Secure processes are effectively standardized procedures (expressed as policies) that revolve around the way your office handles day-to-day activities, and there are a number that can make your practice safer. These policies should all be documented. That will both encourage consistent behavior in following the policies and give you something to attest to your office’s security practices should you encounter an investigation or audit through the Department of Health and Human Services (HHS)’ Office for Civil Rights (OCR).
One of the most important steps you can take is to keep your software up-to-date. It’s a straightforward yet absolutely crucial step to safeguarding any individual computer, server or network. The vast majority of malware targets flaws in software that have already been discovered and fixed. If the updates fixing those flaws have been put in place, the attacks will fail to penetrate your system and effectively bounce off since the weaknesses they’re looking to exploit won’t be there. Moreover, any software that is no longer being updated by its developer (like the Windows XP operating system) should be replaced at once.
It’s also critical to change the default settings on your equipment. Basically anything that has a password and just works right out of the box will have a default password (and sometimes a default username) an attacker can look up easily. Apple products, for example, typically use “Alpine.” A good place to start is with the router connecting your office to the Internet. In addition to the password concern, there are a number of steps that should be taken to secure it. While routers often do the job of connecting you to the Web effectively, they are also vulnerable to a number of different attacks if they aren’t set up (aka “configured”) properly. For example it’s unfortunately all-too-common for an older wireless router to use WEP (which stands for “Wired Equivalent Privacy”) protection. This is a serious problem because WEP encryption was cracked over ten years ago – a hacker with minimal skills can easily break into any network using it. Instead, make sure your router is using a current encryption, like WPA (“Wireless Protected Access”) with the Advanced Encryption Standard (AES) or WPA2. WPA2 should be on any equipment manufactured since early 2006. The type of encryption a router is using is often written right on it. If it isn’t, you can check – and often change – it on the router’s online configuration page.1
A process known as operating system (OS) hardening involves removing any unnecessary software and functions from the computers and servers in your office. While it may not seem like that big of a deal if no one is using the software or function, a hacker can still go through any of them to get inside your network. Less software, etc. means fewer potential weak spots for an attacker to target.
Your computers should be shut down at the end of the day. Electronic attacks only work against computers that are powered up.
Data encryption should be a given for an office handling Protected Health Information (PHI). While the full-disk encryption we discussed in Part I certainly can’t hurt, file-based encryption is better at safeguarding the data stored within your network.
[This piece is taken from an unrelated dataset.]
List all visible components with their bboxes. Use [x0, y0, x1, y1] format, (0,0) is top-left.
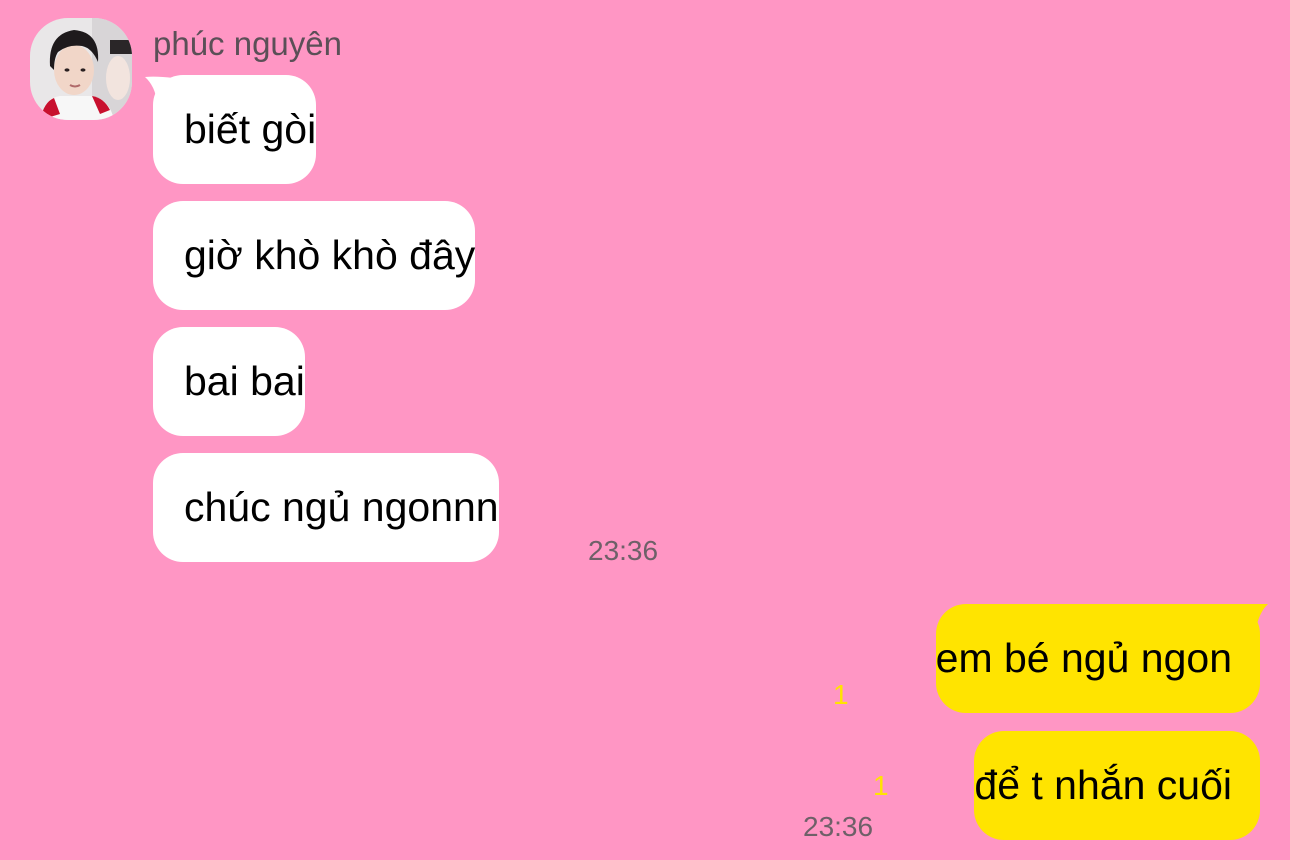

A critical aspect of storing sensitive encrypted data is the secure storage of the decryption keys (referred to as “key management”). While HIPAA’s Breach Notification Rule doesn’t apply to encrypted data, that isn’t the case if the thieves also make off with the decryption keys to unscramble the data they’ve stolen. In information security circles, key management is often viewed as the potential weakest link in an otherwise well-executed encryption scheme,2 and there is additional information available on best practices for key management.3
The data on your system should be backed up regularly. Properly maintained backups prevent potentially catastrophic data loss in the event of an accident or malicious destruction. This is especially important when dealing with sabotage, ransomware, etc. The backups should be multi-tiered (i.e., use different types of storage methods in case one of them fails) and be offsite. If there’s a fire, flood, etc., onsite backups can be destroyed along with everything else. They should also be encrypted to the extent the system data is encrypted (if not more). The backup process should not be mindless repetition. An altered or destroyed file can be inadvertently saved over an important file if the integrity of your files isn’t checked.
Hackers will naturally target the people using your network, so it’s important your secure processes include the human element of security, too.
For starters, the fewer admin (administrator) accounts on your network, the better. Like the administrative accounts noted in the computer and laptop section in Part I, network admin accounts allow full access to your equipment and files, including the ability to download, modify and delete programs. If an attacker is able to gain access to one of those accounts, he or she can cause tremendous damage to your system. To keep this from happening, keep the number of admin accounts on your system as limited as possible and add extra protections for those accounts like two-factor authentication (discussed in the password section below).
Have regular security awareness training for everyone in the office. Topics covered should include security and privacy of PHI, phishing attacks (which we discuss in the next section), and safe Web browsing. There are a number of sources available to help you devise a training plan.
Be mindful of the effect of office turnover. An ex-employee should never be able to access your network. This includes dentists, hygienists, office managers and everyone else. Immediately rescind network, remote and building access for any ex-employee immediately after (or even while) he or she leaves, regardless of reason.
On a side note, always log out of any online services and accounts when you aren’t using a computer or mobile device and use a password-protected screensaver or passcode. Otherwise, anyone with access to your computer or device can read your email, take your money, impersonate you to your contacts, etc.